Oxytocin causes the “Let-Down” reflex-the actual ejection of milk from the alveoli of the mammary glands. During lactation, oxytocin also stimulates the recently emptied uterus to contract, helping it to return to pre - pregnancy size.
The mammary glands secrete a yellowish fluid called colostrum during the initial few days after parturition. It has less lactose than milk and almost no fat, but it contains more proteins, vitamin A and minerals.
Colostrum is also rich in IgA antibodies. This helps to protect the infant’s digestive tract against bacterial infection. Breast milk is the ideal food for infants as it contains all the constituents in suitable concentration and is easily digestible. It is fully sufficient till about 6 months of age and all infants must be breast fed by the mother to ensure the growth of a healthy baby.

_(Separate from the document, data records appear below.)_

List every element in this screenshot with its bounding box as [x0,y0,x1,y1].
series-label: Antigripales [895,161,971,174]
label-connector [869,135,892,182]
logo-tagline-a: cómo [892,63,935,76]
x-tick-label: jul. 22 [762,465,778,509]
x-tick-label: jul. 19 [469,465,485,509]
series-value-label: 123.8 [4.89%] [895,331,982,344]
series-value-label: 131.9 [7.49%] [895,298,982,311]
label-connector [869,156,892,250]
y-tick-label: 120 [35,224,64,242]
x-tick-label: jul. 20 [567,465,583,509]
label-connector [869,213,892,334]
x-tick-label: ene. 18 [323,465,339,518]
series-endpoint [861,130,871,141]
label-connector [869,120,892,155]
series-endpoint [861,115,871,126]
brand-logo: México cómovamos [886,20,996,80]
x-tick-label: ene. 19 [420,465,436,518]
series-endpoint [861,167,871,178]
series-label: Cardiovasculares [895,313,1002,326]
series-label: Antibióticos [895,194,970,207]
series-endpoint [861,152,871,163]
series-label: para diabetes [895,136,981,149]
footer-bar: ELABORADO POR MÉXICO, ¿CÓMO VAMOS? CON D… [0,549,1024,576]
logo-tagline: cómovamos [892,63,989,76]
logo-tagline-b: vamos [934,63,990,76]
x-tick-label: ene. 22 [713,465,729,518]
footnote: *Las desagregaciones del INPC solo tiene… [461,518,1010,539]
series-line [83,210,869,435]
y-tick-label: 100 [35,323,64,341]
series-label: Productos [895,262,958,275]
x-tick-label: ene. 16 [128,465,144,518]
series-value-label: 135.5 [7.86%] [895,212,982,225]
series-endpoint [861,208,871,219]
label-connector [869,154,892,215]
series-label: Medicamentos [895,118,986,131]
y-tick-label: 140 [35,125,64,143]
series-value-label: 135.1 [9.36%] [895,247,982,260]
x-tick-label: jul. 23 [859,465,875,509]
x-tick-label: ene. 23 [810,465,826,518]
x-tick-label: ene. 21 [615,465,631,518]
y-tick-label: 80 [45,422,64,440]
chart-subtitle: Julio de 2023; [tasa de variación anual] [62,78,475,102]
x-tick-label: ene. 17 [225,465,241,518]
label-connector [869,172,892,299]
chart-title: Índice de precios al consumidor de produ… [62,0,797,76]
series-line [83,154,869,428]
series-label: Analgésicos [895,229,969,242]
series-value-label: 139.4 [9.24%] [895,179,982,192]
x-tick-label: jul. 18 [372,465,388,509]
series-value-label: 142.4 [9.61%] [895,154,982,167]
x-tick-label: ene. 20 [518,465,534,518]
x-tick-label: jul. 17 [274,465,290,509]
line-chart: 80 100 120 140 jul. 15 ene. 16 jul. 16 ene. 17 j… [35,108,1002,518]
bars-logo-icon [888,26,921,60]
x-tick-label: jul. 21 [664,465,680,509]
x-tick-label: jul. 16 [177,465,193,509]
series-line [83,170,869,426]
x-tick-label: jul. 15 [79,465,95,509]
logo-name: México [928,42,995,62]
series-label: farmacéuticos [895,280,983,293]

When normal vaginal delivery is not possible due to factors like position of the baby and nature of the placenta, the baby is delivered through a surgical incision in the woman’s abdomen and uterus. It is also termed as abdominal delivery or Caesarean Section or ‘C’ Section.
Colostrum, a nutrient rich fluid produced by the human female immediately after giving birth, is loaded with immune, growth and tissue repair factors. It acts as a natural antimicrobial agent to actively stimulate the maturation of the infant’s immune system. No artificial feed can substitute the first milk, with all its natural benefits and therefore should be definitely fed to the baby after birth.